Admiration and appreciation often end up becoming the snuff of the psyche. You get such a kick out of it, that you interact with only such people and only to such an extent, that it is only the praise that flows, no critical observations. And while that acts to maintain the cozy bubble you live in and make you feel adequate, it can also leave you stagnated.
I am glad that i recently became close to someone who, though appreciative of my good qualities, has been consistently encouraging me to venture out of my comfort zone. How this is person is different from others, is that I have not doubt that they respect me highly and have my best at heart, and that makes me receptive to the nudges.

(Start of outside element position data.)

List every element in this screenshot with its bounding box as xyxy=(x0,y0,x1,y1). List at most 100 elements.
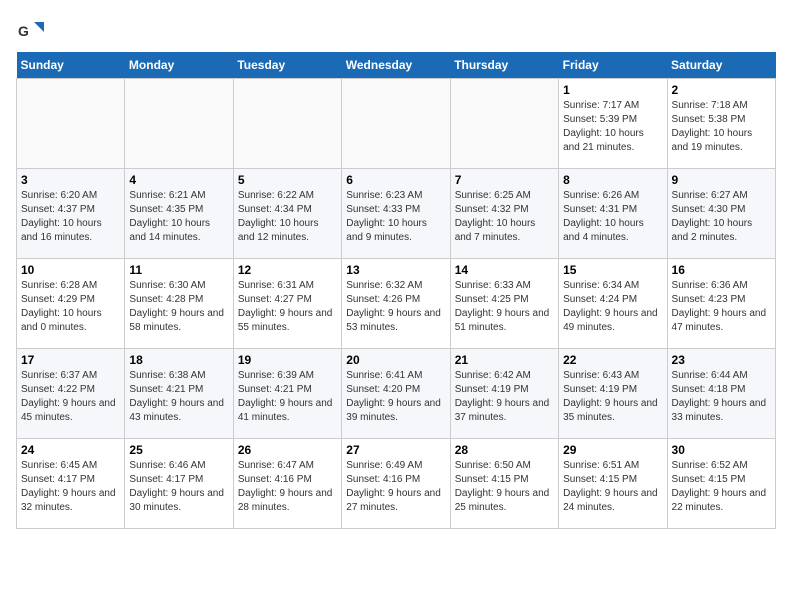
day-info: Sunrise: 6:36 AM Sunset: 4:23 PM Dayligh… xyxy=(672,279,771,335)
day-info: Sunrise: 6:21 AM Sunset: 4:35 PM Dayligh… xyxy=(129,189,228,245)
day-cell: 10 Sunrise: 6:28 AM Sunset: 4:29 PM Dayli… xyxy=(17,259,125,349)
day-number: 8 xyxy=(563,173,662,187)
svg-text:G: G xyxy=(18,23,29,39)
day-number: 1 xyxy=(563,83,662,97)
day-number: 7 xyxy=(455,173,554,187)
day-info: Sunrise: 7:17 AM Sunset: 5:39 PM Dayligh… xyxy=(563,99,662,155)
calendar-table: SundayMondayTuesdayWednesdayThursdayFrid… xyxy=(16,52,776,529)
day-number: 27 xyxy=(346,443,445,457)
day-cell: 12 Sunrise: 6:31 AM Sunset: 4:27 PM Dayli… xyxy=(233,259,341,349)
day-cell: 1 Sunrise: 7:17 AM Sunset: 5:39 PM Daylig… xyxy=(559,79,667,169)
day-info: Sunrise: 6:37 AM Sunset: 4:22 PM Dayligh… xyxy=(21,369,120,425)
week-row-5: 24Sunrise: 6:45 AM Sunset: 4:17 PM Dayli… xyxy=(17,439,776,529)
day-info: Sunrise: 6:30 AM Sunset: 4:28 PM Dayligh… xyxy=(129,279,228,335)
header-row: SundayMondayTuesdayWednesdayThursdayFrid… xyxy=(17,52,776,79)
day-cell: 17 Sunrise: 6:37 AM Sunset: 4:22 PM Dayli… xyxy=(17,349,125,439)
col-header-friday: Friday xyxy=(559,52,667,79)
day-number: 10 xyxy=(21,263,120,277)
day-number: 12 xyxy=(238,263,337,277)
day-number: 30 xyxy=(672,443,771,457)
day-info: Sunrise: 6:47 AM Sunset: 4:16 PM Dayligh… xyxy=(238,459,337,515)
day-cell: 24Sunrise: 6:45 AM Sunset: 4:17 PM Dayli… xyxy=(17,439,125,529)
day-number: 20 xyxy=(346,353,445,367)
day-number: 28 xyxy=(455,443,554,457)
week-row-1: 1 Sunrise: 7:17 AM Sunset: 5:39 PM Daylig… xyxy=(17,79,776,169)
day-cell xyxy=(233,79,341,169)
day-number: 4 xyxy=(129,173,228,187)
day-info: Sunrise: 6:39 AM Sunset: 4:21 PM Dayligh… xyxy=(238,369,337,425)
day-info: Sunrise: 6:43 AM Sunset: 4:19 PM Dayligh… xyxy=(563,369,662,425)
day-info: Sunrise: 6:50 AM Sunset: 4:15 PM Dayligh… xyxy=(455,459,554,515)
day-cell: 13 Sunrise: 6:32 AM Sunset: 4:26 PM Dayli… xyxy=(342,259,450,349)
day-cell: 4 Sunrise: 6:21 AM Sunset: 4:35 PM Daylig… xyxy=(125,169,233,259)
week-row-2: 3 Sunrise: 6:20 AM Sunset: 4:37 PM Daylig… xyxy=(17,169,776,259)
day-info: Sunrise: 6:26 AM Sunset: 4:31 PM Dayligh… xyxy=(563,189,662,245)
day-info: Sunrise: 6:52 AM Sunset: 4:15 PM Dayligh… xyxy=(672,459,771,515)
day-cell: 8 Sunrise: 6:26 AM Sunset: 4:31 PM Daylig… xyxy=(559,169,667,259)
day-number: 6 xyxy=(346,173,445,187)
day-cell: 9Sunrise: 6:27 AM Sunset: 4:30 PM Daylig… xyxy=(667,169,775,259)
day-cell xyxy=(342,79,450,169)
day-info: Sunrise: 6:49 AM Sunset: 4:16 PM Dayligh… xyxy=(346,459,445,515)
day-number: 25 xyxy=(129,443,228,457)
logo-icon: G xyxy=(16,16,44,44)
day-cell: 18 Sunrise: 6:38 AM Sunset: 4:21 PM Dayli… xyxy=(125,349,233,439)
col-header-tuesday: Tuesday xyxy=(233,52,341,79)
logo: G xyxy=(16,16,48,44)
day-cell: 29 Sunrise: 6:51 AM Sunset: 4:15 PM Dayli… xyxy=(559,439,667,529)
day-cell: 7 Sunrise: 6:25 AM Sunset: 4:32 PM Daylig… xyxy=(450,169,558,259)
day-cell: 28 Sunrise: 6:50 AM Sunset: 4:15 PM Dayli… xyxy=(450,439,558,529)
day-info: Sunrise: 6:51 AM Sunset: 4:15 PM Dayligh… xyxy=(563,459,662,515)
day-number: 26 xyxy=(238,443,337,457)
day-cell: 30 Sunrise: 6:52 AM Sunset: 4:15 PM Dayli… xyxy=(667,439,775,529)
day-number: 3 xyxy=(21,173,120,187)
day-cell: 11 Sunrise: 6:30 AM Sunset: 4:28 PM Dayli… xyxy=(125,259,233,349)
day-cell: 23 Sunrise: 6:44 AM Sunset: 4:18 PM Dayli… xyxy=(667,349,775,439)
day-info: Sunrise: 6:32 AM Sunset: 4:26 PM Dayligh… xyxy=(346,279,445,335)
day-number: 14 xyxy=(455,263,554,277)
day-info: Sunrise: 6:22 AM Sunset: 4:34 PM Dayligh… xyxy=(238,189,337,245)
day-number: 23 xyxy=(672,353,771,367)
col-header-monday: Monday xyxy=(125,52,233,79)
day-cell: 6 Sunrise: 6:23 AM Sunset: 4:33 PM Daylig… xyxy=(342,169,450,259)
day-info: Sunrise: 6:42 AM Sunset: 4:19 PM Dayligh… xyxy=(455,369,554,425)
day-number: 15 xyxy=(563,263,662,277)
day-number: 17 xyxy=(21,353,120,367)
day-number: 5 xyxy=(238,173,337,187)
day-cell: 27 Sunrise: 6:49 AM Sunset: 4:16 PM Dayli… xyxy=(342,439,450,529)
day-info: Sunrise: 6:31 AM Sunset: 4:27 PM Dayligh… xyxy=(238,279,337,335)
day-number: 2 xyxy=(672,83,771,97)
day-info: Sunrise: 6:34 AM Sunset: 4:24 PM Dayligh… xyxy=(563,279,662,335)
day-cell xyxy=(125,79,233,169)
day-cell: 16Sunrise: 6:36 AM Sunset: 4:23 PM Dayli… xyxy=(667,259,775,349)
day-number: 19 xyxy=(238,353,337,367)
day-info: Sunrise: 6:38 AM Sunset: 4:21 PM Dayligh… xyxy=(129,369,228,425)
day-number: 13 xyxy=(346,263,445,277)
col-header-sunday: Sunday xyxy=(17,52,125,79)
day-info: Sunrise: 6:28 AM Sunset: 4:29 PM Dayligh… xyxy=(21,279,120,335)
day-info: Sunrise: 6:25 AM Sunset: 4:32 PM Dayligh… xyxy=(455,189,554,245)
day-number: 11 xyxy=(129,263,228,277)
day-info: Sunrise: 6:41 AM Sunset: 4:20 PM Dayligh… xyxy=(346,369,445,425)
day-info: Sunrise: 6:20 AM Sunset: 4:37 PM Dayligh… xyxy=(21,189,120,245)
day-cell: 20 Sunrise: 6:41 AM Sunset: 4:20 PM Dayli… xyxy=(342,349,450,439)
day-info: Sunrise: 6:33 AM Sunset: 4:25 PM Dayligh… xyxy=(455,279,554,335)
day-cell xyxy=(450,79,558,169)
day-info: Sunrise: 7:18 AM Sunset: 5:38 PM Dayligh… xyxy=(672,99,771,155)
day-info: Sunrise: 6:23 AM Sunset: 4:33 PM Dayligh… xyxy=(346,189,445,245)
day-info: Sunrise: 6:44 AM Sunset: 4:18 PM Dayligh… xyxy=(672,369,771,425)
day-cell: 15 Sunrise: 6:34 AM Sunset: 4:24 PM Dayli… xyxy=(559,259,667,349)
day-cell: 21 Sunrise: 6:42 AM Sunset: 4:19 PM Dayli… xyxy=(450,349,558,439)
day-cell: 3 Sunrise: 6:20 AM Sunset: 4:37 PM Daylig… xyxy=(17,169,125,259)
week-row-3: 10 Sunrise: 6:28 AM Sunset: 4:29 PM Dayli… xyxy=(17,259,776,349)
day-cell: 14 Sunrise: 6:33 AM Sunset: 4:25 PM Dayli… xyxy=(450,259,558,349)
day-number: 29 xyxy=(563,443,662,457)
day-number: 24 xyxy=(21,443,120,457)
day-cell: 25Sunrise: 6:46 AM Sunset: 4:17 PM Dayli… xyxy=(125,439,233,529)
col-header-thursday: Thursday xyxy=(450,52,558,79)
day-number: 18 xyxy=(129,353,228,367)
col-header-saturday: Saturday xyxy=(667,52,775,79)
day-cell xyxy=(17,79,125,169)
day-number: 21 xyxy=(455,353,554,367)
day-cell: 5 Sunrise: 6:22 AM Sunset: 4:34 PM Daylig… xyxy=(233,169,341,259)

I have taken up two things I did not before: a poetry recital, and going to a litfest, alone. I have never really been great at public performance, so the first one is going to be a challenge. And regardless of what the results be, I’d happy that I ventured out. As for the litfest, I would never go for these things as I have an early curfew time at home, and thought the best of stuff happened late evenings. But now I have decided to attend what I can. As can be guessed, I have never been to such events alone either.
It’s quite exciting! I do not know how these experiences will make me feel, but it sure is heady to jump into them. It’s like some part of me that went demure a long time ago, has buzzed to life again. It’s true isn’t it, the best of people bring out the best in you too?
And as they say, the magic happens outside the comfort zone.